Re: Magic Flight: A New Public Key Algorithm stronger? than factoring

From: Bryan Olson (fakeaddress_at_nowhere.org)
Date: 07/08/03 

Date: Tue, 08 Jul 2003 21:06:55 GMT

Jim Steuert wrote:
>
> Francois Grieu wrote:
>
>> Knowing M and alices_public, by Gaussian elimination or some
>> faster method, it is easy to find one of the (possibly several)
>> alices_secret that match this equation.
>
> Gaussian elimination requires that values have
> multiplicative inverses. The basic operation is row-reduction - some
> constant times one row added to the other row makes zero.
>
> k*(4 x x x x . . . .)
> +(2 y y y y . . . .)
> => (0 z z z z . . . .)
>
> My problem is that k*4 is not "ever" equal to 2.
> If values all had inverses this would be easy.
> Just form k = -(4^-1)*2, and you're done.

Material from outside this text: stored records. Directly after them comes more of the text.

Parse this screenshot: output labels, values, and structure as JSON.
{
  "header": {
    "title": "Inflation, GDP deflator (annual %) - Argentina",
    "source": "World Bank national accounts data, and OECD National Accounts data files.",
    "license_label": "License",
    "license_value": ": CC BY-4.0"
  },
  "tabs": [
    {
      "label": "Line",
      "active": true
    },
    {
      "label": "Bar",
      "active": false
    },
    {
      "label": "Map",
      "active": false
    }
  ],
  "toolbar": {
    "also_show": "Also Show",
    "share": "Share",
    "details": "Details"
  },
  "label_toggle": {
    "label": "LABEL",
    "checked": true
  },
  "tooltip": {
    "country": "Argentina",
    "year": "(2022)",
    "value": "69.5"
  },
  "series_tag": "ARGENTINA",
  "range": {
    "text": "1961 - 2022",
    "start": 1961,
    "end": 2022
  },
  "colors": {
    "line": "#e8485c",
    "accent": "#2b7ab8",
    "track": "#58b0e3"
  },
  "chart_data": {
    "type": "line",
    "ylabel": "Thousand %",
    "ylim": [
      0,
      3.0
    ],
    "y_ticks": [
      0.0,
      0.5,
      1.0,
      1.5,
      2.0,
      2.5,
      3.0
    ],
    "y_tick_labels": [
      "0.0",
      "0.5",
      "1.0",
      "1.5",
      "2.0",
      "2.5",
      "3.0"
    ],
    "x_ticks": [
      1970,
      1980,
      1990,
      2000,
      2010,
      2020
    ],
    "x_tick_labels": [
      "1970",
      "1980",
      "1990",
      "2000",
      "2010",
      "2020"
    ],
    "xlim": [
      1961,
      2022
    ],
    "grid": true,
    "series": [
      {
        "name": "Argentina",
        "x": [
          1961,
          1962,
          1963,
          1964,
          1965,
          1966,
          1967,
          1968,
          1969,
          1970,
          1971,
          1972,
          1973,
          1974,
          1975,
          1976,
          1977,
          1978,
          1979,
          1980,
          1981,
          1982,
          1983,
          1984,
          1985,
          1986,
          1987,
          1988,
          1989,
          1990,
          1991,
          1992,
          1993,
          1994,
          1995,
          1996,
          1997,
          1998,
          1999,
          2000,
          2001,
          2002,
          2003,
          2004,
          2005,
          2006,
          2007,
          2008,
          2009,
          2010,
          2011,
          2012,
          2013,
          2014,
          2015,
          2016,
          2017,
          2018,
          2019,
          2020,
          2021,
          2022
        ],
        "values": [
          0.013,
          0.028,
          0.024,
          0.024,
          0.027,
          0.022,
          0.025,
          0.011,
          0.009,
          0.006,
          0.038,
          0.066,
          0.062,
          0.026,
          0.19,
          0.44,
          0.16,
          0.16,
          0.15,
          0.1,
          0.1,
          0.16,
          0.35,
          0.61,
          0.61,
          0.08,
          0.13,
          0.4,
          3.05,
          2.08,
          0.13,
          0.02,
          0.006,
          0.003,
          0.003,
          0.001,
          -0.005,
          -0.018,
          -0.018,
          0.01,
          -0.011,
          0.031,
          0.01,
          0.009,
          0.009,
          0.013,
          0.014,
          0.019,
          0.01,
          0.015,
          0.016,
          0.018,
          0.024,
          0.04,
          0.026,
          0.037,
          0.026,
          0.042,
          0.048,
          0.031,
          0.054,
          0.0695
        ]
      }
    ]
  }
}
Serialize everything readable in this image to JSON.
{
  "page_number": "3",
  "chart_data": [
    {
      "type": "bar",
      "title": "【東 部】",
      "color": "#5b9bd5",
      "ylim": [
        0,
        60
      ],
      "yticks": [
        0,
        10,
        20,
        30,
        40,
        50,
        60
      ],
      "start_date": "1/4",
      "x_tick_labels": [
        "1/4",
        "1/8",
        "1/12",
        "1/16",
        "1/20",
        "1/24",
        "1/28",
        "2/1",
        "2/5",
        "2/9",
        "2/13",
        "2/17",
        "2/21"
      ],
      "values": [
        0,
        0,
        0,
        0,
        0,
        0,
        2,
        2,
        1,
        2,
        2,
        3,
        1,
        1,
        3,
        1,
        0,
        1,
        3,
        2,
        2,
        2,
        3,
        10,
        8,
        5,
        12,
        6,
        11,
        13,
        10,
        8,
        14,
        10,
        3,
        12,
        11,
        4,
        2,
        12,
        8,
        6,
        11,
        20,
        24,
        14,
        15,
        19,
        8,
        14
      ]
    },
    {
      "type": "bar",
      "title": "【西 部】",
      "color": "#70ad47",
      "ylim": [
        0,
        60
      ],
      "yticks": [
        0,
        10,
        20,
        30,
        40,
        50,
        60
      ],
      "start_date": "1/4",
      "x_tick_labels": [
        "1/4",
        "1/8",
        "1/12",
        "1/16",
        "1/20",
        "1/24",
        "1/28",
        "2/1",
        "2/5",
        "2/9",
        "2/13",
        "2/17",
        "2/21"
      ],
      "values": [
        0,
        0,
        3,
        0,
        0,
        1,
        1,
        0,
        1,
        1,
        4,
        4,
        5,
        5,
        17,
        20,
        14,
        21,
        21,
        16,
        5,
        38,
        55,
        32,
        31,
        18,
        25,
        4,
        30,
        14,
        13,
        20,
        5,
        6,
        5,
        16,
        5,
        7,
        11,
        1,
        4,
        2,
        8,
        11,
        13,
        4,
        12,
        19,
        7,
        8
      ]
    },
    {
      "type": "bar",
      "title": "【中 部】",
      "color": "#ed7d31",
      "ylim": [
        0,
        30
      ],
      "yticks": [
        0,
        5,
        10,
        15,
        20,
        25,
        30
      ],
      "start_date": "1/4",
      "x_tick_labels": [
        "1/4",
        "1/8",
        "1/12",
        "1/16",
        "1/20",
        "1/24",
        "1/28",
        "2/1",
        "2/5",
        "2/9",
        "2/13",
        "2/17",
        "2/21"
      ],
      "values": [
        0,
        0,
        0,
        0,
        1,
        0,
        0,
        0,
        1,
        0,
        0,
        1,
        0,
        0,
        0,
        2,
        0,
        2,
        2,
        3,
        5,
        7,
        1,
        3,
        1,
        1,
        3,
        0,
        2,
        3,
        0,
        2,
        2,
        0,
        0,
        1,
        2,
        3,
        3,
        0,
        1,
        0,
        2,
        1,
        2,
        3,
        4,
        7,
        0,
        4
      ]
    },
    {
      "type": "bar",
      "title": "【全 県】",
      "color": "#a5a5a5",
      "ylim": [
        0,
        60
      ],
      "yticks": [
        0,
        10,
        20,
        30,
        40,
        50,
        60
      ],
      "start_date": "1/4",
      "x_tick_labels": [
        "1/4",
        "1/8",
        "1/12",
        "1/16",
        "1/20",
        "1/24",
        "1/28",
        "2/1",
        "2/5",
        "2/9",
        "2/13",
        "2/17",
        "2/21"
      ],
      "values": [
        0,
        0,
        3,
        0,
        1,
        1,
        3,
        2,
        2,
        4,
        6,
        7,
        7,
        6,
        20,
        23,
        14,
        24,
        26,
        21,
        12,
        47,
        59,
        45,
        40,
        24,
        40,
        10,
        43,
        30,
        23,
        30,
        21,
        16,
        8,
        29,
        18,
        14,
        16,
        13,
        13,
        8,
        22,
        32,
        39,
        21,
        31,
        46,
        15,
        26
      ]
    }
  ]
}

No problem: use the row beginning with '2' as the pivot. For
mod 2^n arithmetic in general, use a term where the number of
factors of 2 is minimal.

> In the tabular commutative ring example
[...]
> If it could always be reordered so that
> the values with inverses are done first, but then the problem
> remains with the other rows... Re-ordering schemes could end
> up in circular loops.

Upper-triangular form is fine, and you never have to
un-re-order.

Note that re-ordering doesn't always work. For example, if we're
working mod-15, we might get to a column:

     3, ...
     5, ...
     9, ...
    10, ...

None of the terms divides all the others. Still not a problem:
we simply add the second row into the first to get a pivot with
an inverse. It might be an interesting exercise to prove or
disprove that for any (commutative) ring, there's always a
linear combination of rows that provides a pivot. 

-- 
--Bryan